Earlier work (1) revealed that the accumulation of stalled nascent chains (e.g., by deletion of LTN1) led to a robust heat shock response that is fully dependent on Rqc2p, although the mechanism by which Rqc2p enabled this stress response was unclear. We hypothesized that CAT tails may be required for activation of heat shock factor 1 (Hsf1p). To isolate the effect of CAT tails in this context, we sought an rqc2 allele that could not support CAT tail synthesis but could still bind to the 60S and facilitate Ltn1p-dependent ubiquitylation of the nascent chains. Rqc2p belongs to the conserved NFACT family of nucleic acid–binding proteins (20), and the N-terminal NFACT-N domain of Rqc2p is 22% identical to the NFACT-N domain of the Staphylococcus aureus protein Fbp (PDB:3DOA). Based on sequence and predicted secondary structure conservation, we fit this structure into a portion of the cryo–electron microscopy (cryo-EM) density ascribed to Rqc2p (figs. S11 and S12). This modeling exercise predicts that Rqc2p’s NFACT-N domain recognizes features of both the P- and A-site tRNA molecules and that conserved residues D9, D98, and R99, which have been hypothesized to play roles in nucleic acid–binding or –modifying reactions (20), may contact the ~A-site tRNA (20) (fig. S12). An Rqc2p variant in which these residues were mutated to alanine (rqc2aaa) rescued 60S recognition and the clearance of the stalling reporter almost as effectively as wild-type Rqc2p but did not support CAT tail synthesis (Fig. 4D and fig. S12). This CAT tail–deficient rqc2aaa allele also failed to rescue Hsf1p transcriptional activation (Fig. 4E), indicating that CAT tails may promote Hsf1p activation.

Integrating our observations, we propose the model schematized in fig. S13. Ribosome stalling leads to dissociation of the 60S and 40S subunits, followed by recognition of the peptidyl-tRNA-60S species by Rqc2p and Ltn1p. Ltn1p ubiquitylates the stalled nascent chain, and this leads to Cdc48 recruitment for extraction and degradation of the incomplete translation product. Rqc2p, through specific binding to Ala(IGC) and Thr(IGU) tRNAs, directs the template-free and 40S-free elongation of the incomplete translation product with CAT tails. CAT tails induce a heat shock response through a mechanism that is yet to be determined.

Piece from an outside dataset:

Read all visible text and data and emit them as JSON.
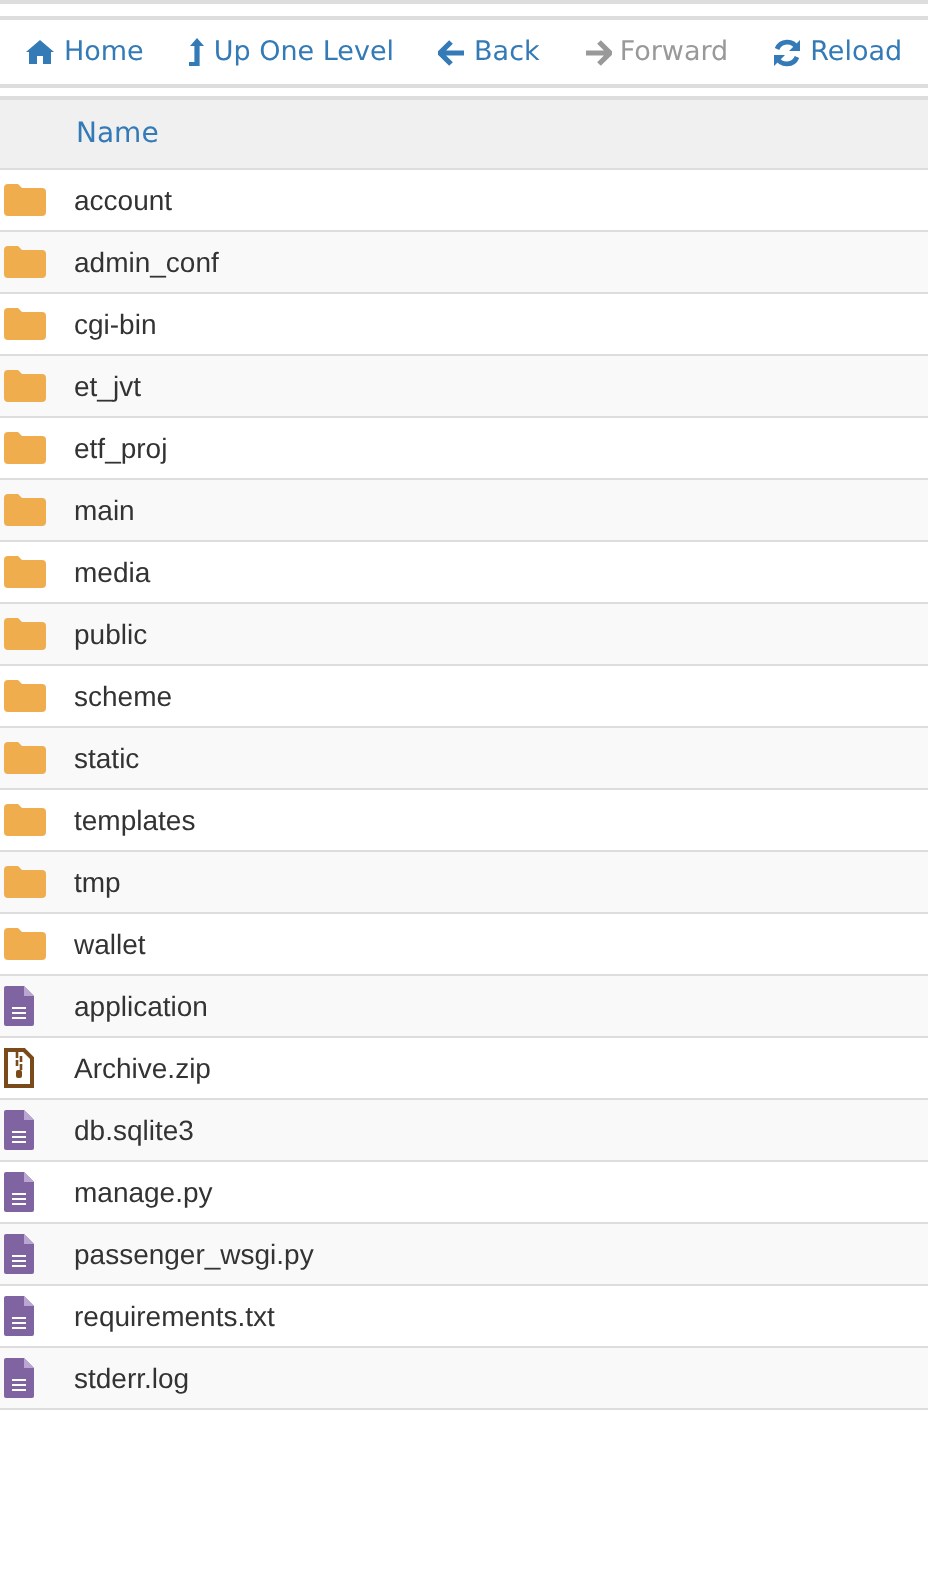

Hypomorphic mutations in the mammalian homolog of LTN1 cause neurodegeneration in mice (21). Similarly, mice with mutations in a central nervous system–specific isoform of tRNAArg and GTPBP2, a homolog of yeast Hbs1 which works with PELOTA/Dom34 to dissociate stalled 80S ribosomes, suffer from neurodegeneration (22). These observations reveal the consequences that ribosome stalls impose on the cellular economy. Eubacteria rescue stalled ribosomes with the transfer-messenger RNA (tmRNA)–SmpB system, which appends nascent chains with a unique C-terminal tag that targets the incomplete protein product for proteolysis (23). The mechanisms used by eukaryotes, which lack tmRNA, to recognize and rescue stalled ribosomes and their incomplete translation products have been unclear. The RQC—and Rqc2p’s CAT tail tagging mechanism in particular—bear both similarities and contrasts to the tmRNA trans-translation system. The evolutionary convergence upon distinct mechanisms for extending incomplete nascent chains at the C terminus argues for their importance in maintaining proteostasis. One advantage of tagging stalled chains is that it may distinguish them from normal translation products and facilitate their removal from the protein pool. An alternate, not mutually exclusive, possibility is that the extension serves to test the functional integrity of large ribosomal subunits, so that the cell can detect and dispose of defective large subunits that induce stalling.